The cause of Henri against the League was served by the manuscript circulation of a prose satire, with interspersed pieces of verse, the work of a group of writers, moderate Catholics or converted Protestants, who loved their country and their King, the Satire Ménipée.5 When it appeared in print (1594; dated on the title-page 1593) the cause was won; the satire rose upon a wave of success, like a gleaming crest of bitter spray. It is a parody of the Estates of the League which had been ineffectually convoked to make choice of a king. Two Rabelaisian charlatans, one from Spain, one from Lorraine, offer their drugs for sale in the court of the Louvre; the virtues of the Spanish Catholicon, a divine electuary, are manifold—it will change the blackest criminal into a spotless lamb, it will transform a vulgar bonnet to a cardinal's hat, and at need can accomplish a score of other miracles. Presently the buffoon Estates file past to their assembly; the hall in which they meet is tapestried with grotesque scenes from history; the order of the sitting is determined, and the harangues begin, harangues in which each speaker exposes his own ambitions, greeds, hypocrisies, and egoism, until Monsieur d'Aubray, the orator of the tiers état, closes the debate with a speech in turn indignant, ironical, or grave in its commiseration for the popular wrongs—an utterance of bourgeois honesty and good sense. The writers—Canon Pierre Leroy; Gillot, clerk-advocate of the Parliament of Paris; Rapin, a lettered combatant at Ivry; Jean Passerat, poet and commentator on Rabelais; Chrestien and Pithou, two Protestants discreetly converted by force of events—met in a room of Gillot's house, where, according to the legend, Boileau was afterwards born, and there concocted the venom of their pamphlet. Its wit, in spite of some extravagances and the tedium of certain pages, is admirable; farce and comedy, sarcasm and moral prudence alternate; and it had the great good fortune of a satire, that of coming at the lucky moment.

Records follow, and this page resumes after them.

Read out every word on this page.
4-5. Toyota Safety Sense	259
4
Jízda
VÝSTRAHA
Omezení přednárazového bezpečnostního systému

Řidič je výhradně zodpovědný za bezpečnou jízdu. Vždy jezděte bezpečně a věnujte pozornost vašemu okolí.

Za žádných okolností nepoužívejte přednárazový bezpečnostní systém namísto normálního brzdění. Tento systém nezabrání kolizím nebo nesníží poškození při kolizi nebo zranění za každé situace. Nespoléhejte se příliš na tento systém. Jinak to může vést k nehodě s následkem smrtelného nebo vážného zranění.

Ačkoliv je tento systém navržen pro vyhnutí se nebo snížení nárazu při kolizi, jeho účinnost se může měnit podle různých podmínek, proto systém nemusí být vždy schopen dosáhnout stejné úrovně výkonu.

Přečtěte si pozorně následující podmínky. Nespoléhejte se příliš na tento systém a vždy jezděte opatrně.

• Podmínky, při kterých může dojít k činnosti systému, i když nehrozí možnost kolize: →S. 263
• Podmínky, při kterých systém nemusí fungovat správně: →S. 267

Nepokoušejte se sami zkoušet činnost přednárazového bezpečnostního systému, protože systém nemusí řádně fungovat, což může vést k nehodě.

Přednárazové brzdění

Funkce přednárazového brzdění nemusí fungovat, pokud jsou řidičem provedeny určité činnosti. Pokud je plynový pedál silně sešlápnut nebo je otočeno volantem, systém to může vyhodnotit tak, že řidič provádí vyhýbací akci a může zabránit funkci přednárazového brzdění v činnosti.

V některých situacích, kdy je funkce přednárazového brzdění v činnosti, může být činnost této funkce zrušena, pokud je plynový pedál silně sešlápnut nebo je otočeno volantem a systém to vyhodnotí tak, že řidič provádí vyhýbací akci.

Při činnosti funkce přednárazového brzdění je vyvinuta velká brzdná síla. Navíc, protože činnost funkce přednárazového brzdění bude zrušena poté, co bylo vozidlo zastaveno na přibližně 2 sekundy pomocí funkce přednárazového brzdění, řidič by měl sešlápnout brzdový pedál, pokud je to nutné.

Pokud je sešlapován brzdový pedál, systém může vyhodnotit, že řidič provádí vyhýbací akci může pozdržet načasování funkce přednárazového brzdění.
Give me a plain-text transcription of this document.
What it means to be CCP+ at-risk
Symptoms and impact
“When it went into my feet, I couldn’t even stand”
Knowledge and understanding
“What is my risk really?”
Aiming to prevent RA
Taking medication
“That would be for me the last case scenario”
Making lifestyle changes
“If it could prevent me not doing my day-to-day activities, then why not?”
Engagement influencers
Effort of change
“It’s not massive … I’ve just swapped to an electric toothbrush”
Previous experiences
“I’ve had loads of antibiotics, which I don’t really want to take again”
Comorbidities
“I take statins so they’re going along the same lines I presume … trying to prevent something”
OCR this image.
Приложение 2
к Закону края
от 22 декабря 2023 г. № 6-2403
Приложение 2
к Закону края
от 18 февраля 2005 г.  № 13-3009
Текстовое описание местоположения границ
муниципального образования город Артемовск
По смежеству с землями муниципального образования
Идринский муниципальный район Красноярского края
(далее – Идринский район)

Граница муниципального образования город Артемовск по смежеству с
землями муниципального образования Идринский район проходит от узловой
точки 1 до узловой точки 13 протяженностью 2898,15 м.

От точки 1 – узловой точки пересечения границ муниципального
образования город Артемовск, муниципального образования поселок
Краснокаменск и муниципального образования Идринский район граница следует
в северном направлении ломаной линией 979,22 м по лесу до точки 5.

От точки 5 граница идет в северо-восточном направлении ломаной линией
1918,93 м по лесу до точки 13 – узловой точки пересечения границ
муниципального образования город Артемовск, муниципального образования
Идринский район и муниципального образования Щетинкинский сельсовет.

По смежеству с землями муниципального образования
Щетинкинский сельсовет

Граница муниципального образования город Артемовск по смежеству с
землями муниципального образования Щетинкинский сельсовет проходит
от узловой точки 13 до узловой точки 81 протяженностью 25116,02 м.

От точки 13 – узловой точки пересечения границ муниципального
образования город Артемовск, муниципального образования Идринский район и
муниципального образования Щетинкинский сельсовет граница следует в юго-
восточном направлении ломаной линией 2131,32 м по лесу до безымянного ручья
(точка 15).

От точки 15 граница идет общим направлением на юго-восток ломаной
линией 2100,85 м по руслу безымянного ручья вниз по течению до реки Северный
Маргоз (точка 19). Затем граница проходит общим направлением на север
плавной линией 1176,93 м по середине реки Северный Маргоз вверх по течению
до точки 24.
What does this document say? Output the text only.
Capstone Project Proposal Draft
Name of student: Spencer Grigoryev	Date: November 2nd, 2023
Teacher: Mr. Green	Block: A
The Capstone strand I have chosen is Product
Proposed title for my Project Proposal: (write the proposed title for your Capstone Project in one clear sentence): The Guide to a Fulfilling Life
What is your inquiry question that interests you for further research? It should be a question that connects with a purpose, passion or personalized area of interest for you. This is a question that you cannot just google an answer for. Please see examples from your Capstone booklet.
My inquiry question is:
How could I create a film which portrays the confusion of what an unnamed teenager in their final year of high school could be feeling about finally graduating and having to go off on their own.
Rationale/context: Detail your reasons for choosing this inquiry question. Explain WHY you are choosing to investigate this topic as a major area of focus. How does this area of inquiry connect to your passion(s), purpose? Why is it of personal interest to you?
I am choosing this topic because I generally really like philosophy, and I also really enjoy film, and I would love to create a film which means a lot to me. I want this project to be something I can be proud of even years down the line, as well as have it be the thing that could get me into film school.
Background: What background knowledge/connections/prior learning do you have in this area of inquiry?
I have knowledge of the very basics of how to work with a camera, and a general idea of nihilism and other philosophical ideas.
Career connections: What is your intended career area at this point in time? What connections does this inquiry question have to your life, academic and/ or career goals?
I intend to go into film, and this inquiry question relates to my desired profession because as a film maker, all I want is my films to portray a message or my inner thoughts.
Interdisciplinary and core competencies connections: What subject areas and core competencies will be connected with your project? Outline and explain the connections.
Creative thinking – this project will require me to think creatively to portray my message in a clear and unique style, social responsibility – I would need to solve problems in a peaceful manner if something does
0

5 Varro, who to a certain extent copied from Menippus the Gadarene, had called his satires Saturæ Menippeæ; hence the title.

The French Huguenots were not without their poets. Two of these—Guillaume Saluste, Seigneur du Bartas, and Agrippa d'Aubigné—are eminent. The fame of DU BARTAS (1544-90) was indeed European. Ronsard sent him a pen of gold, and feared at a later time the rivalry of his renown; Tasso drew inspiration from his verse; the youthful Milton read him with admiration in the rendering by Sylvester; long afterwards Goethe honoured him with praise beyond his deserts. To read his poems now, notwithstanding passages of vivid description and passages of ardent devotional feeling, would need rare literary fortitude. His originality lies in the fact that while he was a disciple of the Pléiade, a disciple crude, intemperate, and provincial, he deserted Greece and Rome, and drew his subjects from Hebraic sources. His Judith (1573), composed by the command of Jeanne d'Albret, has more of Lucan than of Virgil in its over-emphatic style. La Sepmaine, ou la Création en Sept Journées, appeared in 1578, and within a few years had passed through thirty editions. Du Bartas is always copious, sometimes brilliant, sometimes majestic; but laboured and rhetorical description, never ending and still beginning, fatigues the mind; an encyclopædia of the works of creation weighs heavily upon the imagination; we sigh for the arrival of the day of rest.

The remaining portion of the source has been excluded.